スケートボードに対する熱意が、
思わぬミラクルに繋がった。
YOPPI:自分からしたら、「え? 〈ミズノ〉? マジすか?」みたいな。当時、誰もスケートシューズをつくるっていうことを経験してる人がいないので、本当に手探り。ソールの硬さを検証することさえも未経験。言い方悪いですけど、適当っていうか(笑)。
今だから言えるけど、まだスケートボード自体がスポーツっていう認識も無いし、そこの次元になんせ居ないんで。悪口じゃないっすよ(笑)。事実なんですよ。この先スケートボードがどうなるかっていうところも、〈ミズノ〉さん側も、まだフワフワしていて。
あいだにいた小林さんだけがちゃんと、先見の明を持っていたんですね。
ー なるほど。
YOPPI:一応、第2弾までリリースして、ヌルっと終わったような記憶があります。本当に手探りだったんですよね〜。
ー 今でこそスポーツメーカー各社がスケートボード用のシューズに参画していますけど、遥か昔の話ですもんね。
YOPPI:早かったのは、早かったですね。ただ本当に続けてなんぼの世界なんで。バスケットも野球も続けてなんぼだと思いますけど、スケートボードも一緒。続けてこそのところがあるので、たった数回じゃあんまり分からない。
「あぁ、終わっちゃった」ていう感じで。少し物足りなかったですけど、いい経験にはなりましたね。ソールが硬さで、スケートボードのグリップの良し悪しがどうなるとか、初めて知りましたもん。誰も教えてくれないし。
NAOKI:漠然と、あの靴が調子良いっぽいぞ! みたいな頃ですもんね。市販のシューズから、スケートボードと相性がいいのを見つけ出していた時代。ちなみに当時何才くらいだったんですか?
YOPPI:22とか23歳かな。クソガキですよ(笑)。本当ただの子供でした。でも、熱意だけはあったので、それを大人が拾ってくれたりして、ミラクルが起きたんですよね。だって、ぼくみたいなクソガキがつくったシューズを、あのエリック・クラプトンが買いに来たんですからね。すいません、自慢ですね(笑)
ー あのクラプトンが!?
YOPPI:そうなんです。このシューズを掲載してくれた雑誌『Boon』を見たらしく、日本のエージェントを通してお店を探し出して、直接連絡が来たんですよ。当時はクラプトンの凄さを全然知らなかったので、とりあえず(藤原)ヒロシくんにクラプトンが来ることを伝えて。
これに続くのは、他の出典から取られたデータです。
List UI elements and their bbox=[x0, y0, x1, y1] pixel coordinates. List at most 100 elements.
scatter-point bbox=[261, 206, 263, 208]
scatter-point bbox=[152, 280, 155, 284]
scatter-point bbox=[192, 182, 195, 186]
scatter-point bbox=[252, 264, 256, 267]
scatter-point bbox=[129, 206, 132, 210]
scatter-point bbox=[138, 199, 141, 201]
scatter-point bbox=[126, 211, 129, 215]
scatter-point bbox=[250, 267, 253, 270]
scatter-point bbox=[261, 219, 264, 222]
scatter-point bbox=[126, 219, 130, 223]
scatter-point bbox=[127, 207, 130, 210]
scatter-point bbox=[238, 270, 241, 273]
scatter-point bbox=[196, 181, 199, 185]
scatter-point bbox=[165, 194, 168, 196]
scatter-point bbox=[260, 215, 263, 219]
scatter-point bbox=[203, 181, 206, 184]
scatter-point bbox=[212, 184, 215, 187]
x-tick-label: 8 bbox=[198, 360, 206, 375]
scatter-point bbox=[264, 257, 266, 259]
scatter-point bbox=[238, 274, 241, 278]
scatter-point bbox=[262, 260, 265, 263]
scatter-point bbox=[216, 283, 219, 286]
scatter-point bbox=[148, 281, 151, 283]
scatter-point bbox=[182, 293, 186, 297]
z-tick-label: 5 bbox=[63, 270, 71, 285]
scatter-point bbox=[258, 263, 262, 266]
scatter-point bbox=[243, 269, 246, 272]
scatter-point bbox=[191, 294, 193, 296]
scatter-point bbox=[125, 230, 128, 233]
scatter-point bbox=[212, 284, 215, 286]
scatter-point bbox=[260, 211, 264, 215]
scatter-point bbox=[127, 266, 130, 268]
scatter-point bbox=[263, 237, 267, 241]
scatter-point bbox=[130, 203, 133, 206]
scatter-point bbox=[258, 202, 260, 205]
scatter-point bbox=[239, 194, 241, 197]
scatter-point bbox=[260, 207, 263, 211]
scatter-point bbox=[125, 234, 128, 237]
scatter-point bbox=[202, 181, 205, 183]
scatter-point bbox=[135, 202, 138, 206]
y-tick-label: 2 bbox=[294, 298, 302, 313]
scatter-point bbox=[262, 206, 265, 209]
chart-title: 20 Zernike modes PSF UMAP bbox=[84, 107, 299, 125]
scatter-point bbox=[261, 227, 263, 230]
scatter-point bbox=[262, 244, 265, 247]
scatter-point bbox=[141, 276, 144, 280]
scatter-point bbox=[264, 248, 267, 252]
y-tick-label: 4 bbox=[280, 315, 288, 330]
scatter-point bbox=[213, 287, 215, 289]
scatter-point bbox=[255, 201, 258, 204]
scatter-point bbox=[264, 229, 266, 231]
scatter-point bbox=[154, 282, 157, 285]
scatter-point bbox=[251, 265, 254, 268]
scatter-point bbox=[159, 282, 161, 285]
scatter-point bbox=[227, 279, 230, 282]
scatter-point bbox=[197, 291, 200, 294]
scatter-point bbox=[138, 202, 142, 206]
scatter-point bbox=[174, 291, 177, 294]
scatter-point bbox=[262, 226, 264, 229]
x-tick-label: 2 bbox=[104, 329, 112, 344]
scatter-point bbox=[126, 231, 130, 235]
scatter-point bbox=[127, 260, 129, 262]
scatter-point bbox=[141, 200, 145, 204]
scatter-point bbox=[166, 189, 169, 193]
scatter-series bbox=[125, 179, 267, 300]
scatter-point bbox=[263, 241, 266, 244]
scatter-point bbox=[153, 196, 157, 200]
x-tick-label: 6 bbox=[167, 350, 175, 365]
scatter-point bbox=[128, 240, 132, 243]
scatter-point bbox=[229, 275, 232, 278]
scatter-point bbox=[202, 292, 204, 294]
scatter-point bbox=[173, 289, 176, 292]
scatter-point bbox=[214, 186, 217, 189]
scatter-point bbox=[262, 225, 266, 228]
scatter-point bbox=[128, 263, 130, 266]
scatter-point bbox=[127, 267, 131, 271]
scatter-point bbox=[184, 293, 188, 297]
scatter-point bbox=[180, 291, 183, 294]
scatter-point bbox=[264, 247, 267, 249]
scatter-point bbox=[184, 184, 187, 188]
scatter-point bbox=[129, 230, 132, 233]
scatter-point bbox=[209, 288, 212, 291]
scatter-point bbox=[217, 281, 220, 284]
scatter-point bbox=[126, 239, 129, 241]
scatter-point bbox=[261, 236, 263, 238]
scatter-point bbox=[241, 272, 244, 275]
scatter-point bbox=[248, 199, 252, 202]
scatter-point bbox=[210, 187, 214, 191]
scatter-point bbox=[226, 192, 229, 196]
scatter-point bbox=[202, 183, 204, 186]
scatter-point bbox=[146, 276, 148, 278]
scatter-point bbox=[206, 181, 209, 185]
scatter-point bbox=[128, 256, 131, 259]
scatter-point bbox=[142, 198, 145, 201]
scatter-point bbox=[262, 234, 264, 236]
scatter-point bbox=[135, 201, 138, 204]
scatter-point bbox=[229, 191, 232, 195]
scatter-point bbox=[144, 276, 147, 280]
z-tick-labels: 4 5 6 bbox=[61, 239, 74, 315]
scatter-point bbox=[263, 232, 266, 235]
NAOKI:クラプトンってかなり東京のストリートカルチャーに造詣が深いですよね。その入り口がYOPPIさんだったということですか?
YOPPI:たぶんぼくです。彼はもともとグラフィティアートが好きなんですよね。当時からSTASH、Futuraの作品を買っていたみたいで。その流れでシューズにグラフィティのデザインを採用した「スリーフィート・ハイ」が目についたみたいで。ネットもない時代に調べて、直接電話してきて、実際に本人がお店にまで来てくれて。
NAOKI:え、お店に来たんすか?
YOPPI:そう。しかも、「スリーフィート・ハイ」を履いてライブにも出てくれています。